Известно, что все русские писатели первой половины века проделывают один и тот же путь: сперва отдают дань романтизму, потом переходят к реализму. К Пушкину, Лермонтову, Гоголю прилагается одна и та же мерка (романтизм, реализм – в самом общем смысле). Школьник, выучивший урок про Пушкина, может смело отвечать про Лермонтова и Гоголя. И вдруг Достоевский, словно назло, поступает наоборот: начинает с реалистической повести «Бедные люди» (обычно ее называют романом), горячо встреченной читателями, а затем пятится назад: пишет малопонятную повесть «Двойник», попахивающую романтизмом по самому своему заглавию, ставит в ней задачу изобразить необъяснимое разумом, неоднозначное в человеческом поведении, – не совсем справляется с этим и, словно зарвавшись, движется дальше в ту же сторону, погружаясь (в «Хозяйке») в какой-то мир призрачных, фантастических образов, напряженных по чувству, но совершенно туманных по своему общественному смыслу.
Белинский, только что покончивший с романтизмом и не упускавший случая вбить еще один кол в его могилу, был возмущен до глубины души и не знал, как сильнее выбранить себя за поспешность, с которою признал Достоевского гениальным писателем.
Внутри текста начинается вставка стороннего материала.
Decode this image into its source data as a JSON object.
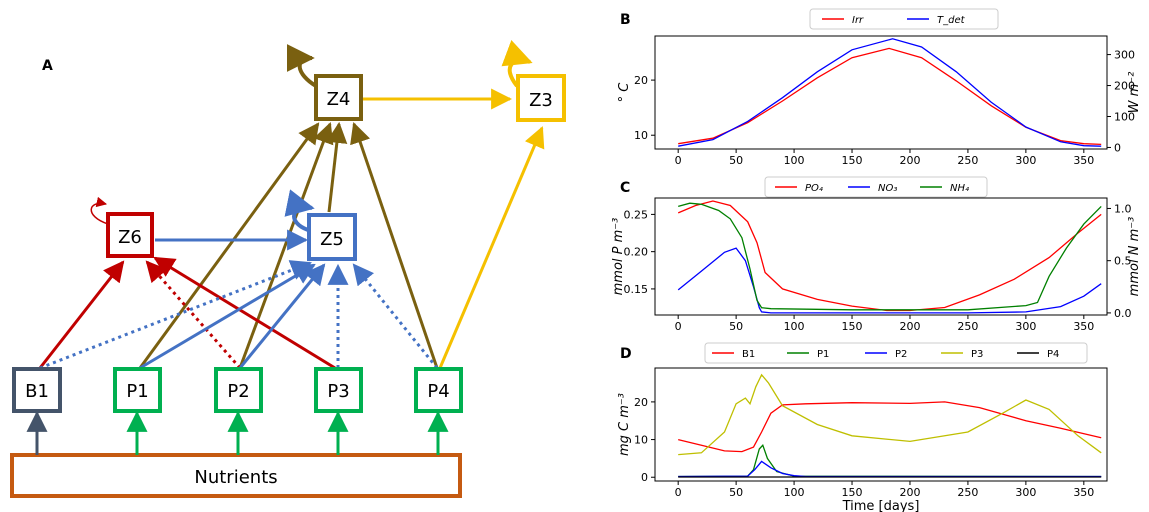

Однако Белинский не ошибся, высоко оценив талант автора «Бедных людей», – и ошибся, осудив «Хозяйку», в которой неловко прокладывался путь к «Преступлению и наказанию». «Бедные люди» – произведение реализма XVIII века, просветительского, или, лучше сказать, сентименталистского реализма. Дело не в том, что там вообще много чувствительности; важно, кто в ней чувствителен, – маленький человек, ничтожество, которого топчут не оглядываясь сильные мира сего. Здесь тот же пафос, что в «Бедной Лизе» («и крестьяне чувствовать умеют!»), только с несравненно большей силой страсти, с силой переживания изнутри, а не извне (и сверху вниз, как у Карамзина). Этот пафос, по европейскому счету, целиком принадлежит концу восемнадцатого столетия.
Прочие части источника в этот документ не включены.